I’m pleased to announce that our Load Balancers now fully support TLS 1.3. Newly created load balancers have actually supported TLS 1.3 for a while but we’ve now finished rolling out the update to all existing load balancers. It will automatically be used if your users’ browsers support it.
TLS 1.0 is 21 years old now and has some quite serious vulnerabilities and TLS 1.1 isn’t faring much better, despite various mitigations and workarounds. All the major browsers deprecated both 1.0 and 1.1 earlier this year and will automatically use 1.2 or 1.3 when available. Almost all browsers in common use now support at least TLS 1.2.
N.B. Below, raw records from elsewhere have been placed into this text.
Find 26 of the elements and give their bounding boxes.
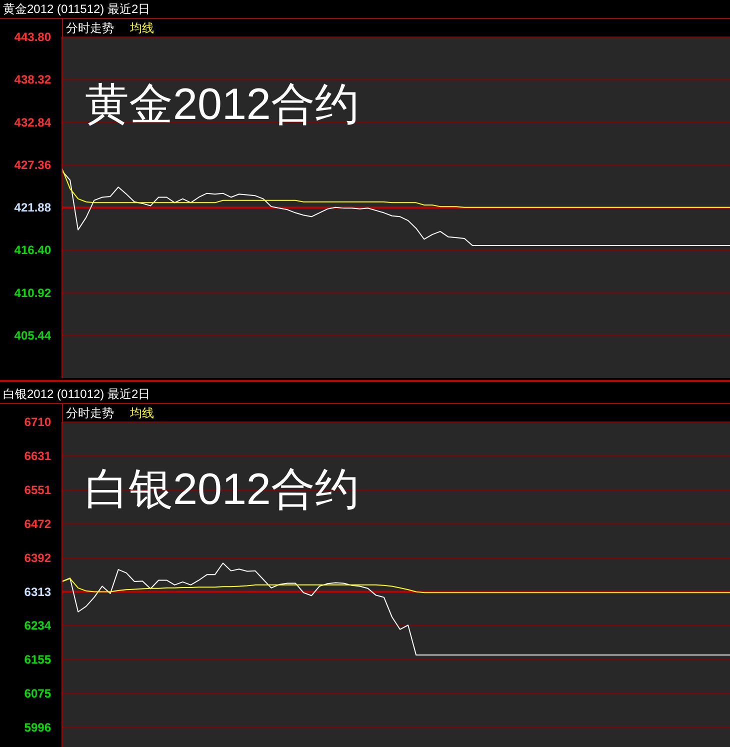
y-tick-label: 416.40 — [14, 243, 52, 258]
y-tick-label: 421.88 — [14, 200, 52, 214]
chart-title: 黄金2012 (011512) 最近2日 — [0, 0, 730, 19]
y-tick-label: 405.44 — [14, 328, 52, 342]
y-tick-label: 6234 — [24, 618, 52, 633]
y-tick-label: 6710 — [24, 415, 52, 429]
y-tick-label: 6155 — [24, 652, 52, 666]
y-tick-label: 6631 — [24, 448, 52, 463]
y-tick-label: 6313 — [24, 584, 52, 599]
y-tick-label: 410.92 — [14, 286, 52, 300]
chart-title: 白银2012 (011012) 最近2日 — [0, 385, 730, 404]
annotation: 黄金2012合约 — [85, 79, 359, 131]
text: 分时走势 — [66, 405, 114, 422]
y-tick-label: 6392 — [24, 550, 52, 565]
y-tick-label: 6551 — [24, 482, 52, 497]
y-tick-label: 5996 — [24, 720, 52, 734]
y-tick-label: 6075 — [24, 686, 52, 701]
y-tick-label: 438.32 — [14, 72, 52, 87]
y-tick-label: 427.36 — [14, 158, 52, 172]
text: 均线 — [130, 405, 154, 422]
text: 均线 — [130, 20, 154, 37]
y-tick-label: 432.84 — [14, 115, 52, 130]
text: 分时走势 — [66, 20, 114, 37]
annotation: 白银2012合约 — [85, 464, 359, 516]
y-tick-label: 6472 — [24, 516, 52, 531]
y-tick-label: 443.80 — [14, 30, 52, 44]
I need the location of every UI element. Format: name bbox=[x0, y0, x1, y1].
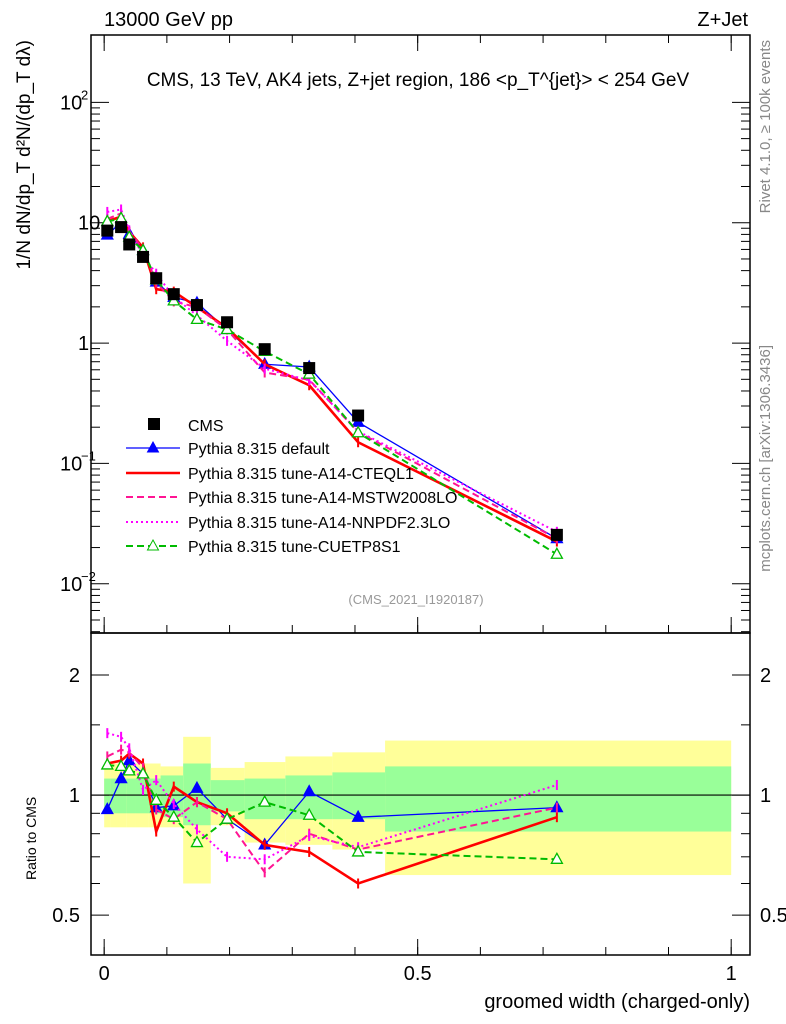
ratio-y-tick-label-right: 2 bbox=[760, 665, 771, 687]
legend-label-cms: CMS bbox=[188, 418, 224, 435]
y-tick-label-exponent: −2 bbox=[81, 569, 96, 584]
y-tick-label: 10 bbox=[60, 92, 82, 114]
data-marker-cms bbox=[137, 250, 150, 263]
ratio-frame bbox=[90, 632, 751, 956]
series-marker-0 bbox=[190, 780, 204, 793]
series-marker-4 bbox=[302, 807, 316, 820]
series-marker-4 bbox=[190, 312, 204, 325]
legend-marker-4 bbox=[146, 538, 160, 551]
chart-title: CMS, 13 TeV, AK4 jets, Z+jet region, 186… bbox=[147, 70, 690, 91]
ratio-line-2 bbox=[106, 748, 558, 874]
series-marker-4 bbox=[114, 759, 128, 772]
series-marker-4 bbox=[351, 425, 365, 438]
ratio-band-inner bbox=[126, 778, 136, 814]
data-marker-cms bbox=[550, 528, 563, 541]
data-marker-cms bbox=[150, 272, 163, 285]
ratio-band-inner bbox=[104, 778, 111, 814]
series-marker-4 bbox=[100, 757, 114, 770]
series-marker-4 bbox=[550, 851, 564, 864]
header-left: 13000 GeV pp bbox=[104, 9, 233, 31]
ratio-band-inner bbox=[210, 780, 245, 812]
legend-label-4: Pythia 8.315 tune-CUETP8S1 bbox=[188, 539, 401, 556]
ratio-line-3 bbox=[107, 732, 558, 861]
series-marker-4 bbox=[220, 322, 234, 335]
series-marker-4 bbox=[149, 792, 163, 805]
series-marker-4 bbox=[258, 794, 272, 807]
series-marker-0 bbox=[302, 784, 316, 797]
series-marker-0 bbox=[351, 809, 365, 822]
ratio-y-tick-label: 0.5 bbox=[52, 905, 80, 927]
series-marker-4 bbox=[190, 835, 204, 848]
y-tick-label-exponent: 2 bbox=[81, 87, 88, 102]
data-marker-cms bbox=[221, 316, 234, 329]
series-marker-4 bbox=[167, 809, 181, 822]
series-marker-0 bbox=[100, 802, 114, 815]
series-marker-4 bbox=[351, 844, 365, 857]
ratio-band-inner bbox=[135, 778, 149, 814]
series-marker-4 bbox=[122, 763, 136, 776]
data-marker-cms bbox=[303, 362, 316, 375]
legend-label-3: Pythia 8.315 tune-A14-NNPDF2.3LO bbox=[188, 515, 450, 532]
ratio-y-tick-label: 1 bbox=[69, 785, 80, 807]
ratio-line-1 bbox=[107, 752, 558, 885]
series-marker-0 bbox=[114, 771, 128, 784]
y-tick-label: 10 bbox=[60, 453, 82, 475]
y-tick-label-exponent: −1 bbox=[81, 448, 96, 463]
ratio-y-tick-label-right: 0.5 bbox=[760, 905, 786, 927]
rivet-label: Rivet 4.1.0, ≥ 100k events bbox=[757, 40, 774, 213]
ratio-y-tick-label-right: 1 bbox=[760, 785, 771, 807]
data-marker-cms bbox=[258, 343, 271, 356]
series-marker-4 bbox=[550, 546, 564, 559]
mcplots-label: mcplots.cern.ch [arXiv:1306.3436] bbox=[757, 345, 774, 572]
y-tick-label: 10 bbox=[60, 574, 82, 596]
data-marker-cms bbox=[115, 221, 128, 234]
y-tick-label: 1 bbox=[78, 333, 89, 355]
ratio-y-tick-label: 2 bbox=[69, 665, 80, 687]
y-tick-label: 10 bbox=[78, 213, 100, 235]
data-marker-cms bbox=[123, 238, 136, 251]
ratio-band-inner bbox=[183, 763, 211, 826]
series-line-4 bbox=[107, 217, 558, 556]
ratio-band-inner bbox=[110, 778, 127, 814]
x-tick-label: 0.5 bbox=[404, 963, 432, 985]
data-marker-cms bbox=[352, 409, 365, 422]
legend-label-2: Pythia 8.315 tune-A14-MSTW2008LO bbox=[188, 490, 457, 507]
ratio-band-inner bbox=[385, 766, 732, 832]
header-right: Z+Jet bbox=[697, 9, 748, 31]
x-axis-label: groomed width (charged-only) bbox=[484, 991, 750, 1013]
series-line-3 bbox=[107, 208, 558, 533]
data-marker-cms bbox=[167, 288, 180, 301]
legend-label-1: Pythia 8.315 tune-A14-CTEQL1 bbox=[188, 466, 414, 483]
series-marker-4 bbox=[220, 811, 234, 824]
y-axis-label: 1/N dN/dp_T d²N/(dp_T dλ) bbox=[14, 40, 35, 270]
analysis-label: (CMS_2021_I1920187) bbox=[348, 592, 483, 607]
data-marker-cms bbox=[190, 299, 203, 312]
data-marker-cms bbox=[101, 224, 114, 237]
ratio-y-axis-label: Ratio to CMS bbox=[23, 797, 39, 880]
legend-marker-cms bbox=[148, 418, 160, 430]
legend-label-0: Pythia 8.315 default bbox=[188, 441, 330, 458]
x-tick-label: 0 bbox=[99, 963, 110, 985]
series-marker-4 bbox=[136, 766, 150, 779]
legend-marker-0 bbox=[146, 440, 160, 453]
x-tick-label: 1 bbox=[726, 963, 737, 985]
And to help you tighten up security, we’ve added the ability to set the minimum accepted version of TLS, which essentially locks out anyone with an older browser. This may sound a bit extreme but for some use cases it’s critical that a user cannot accidentally use weak encryption. The PCI-DSS requirements in particular have “strongly encouraged” a minimum of TLS 1.2 for a couple of years now (an explicitly forbid 1.0).
To set this option, our Load Balancer
API now has an attribute
ssl_minimum_version which can be set to
TLSv1.3. The attribute can be set using the CLI tool argument
--ssl-min-ver and support in our GUI will be available soon.
All existing load balancers continue to support TLS 1.0+ unless you explicitly change the minimum allowed version to something else. All new load balancers default to allowing only TLS 1.2 and above.
And as always, we follow the Mozilla recommended TLS cipher configurations. When the minimum version is set to TLS 1.0, the “Old backward compatibility” ciphers are used. For TLS 1.2+ the “Intermediate compatibility” ciphers are used and for TLS 1.3 the “Modern compatibility” ciphers are used.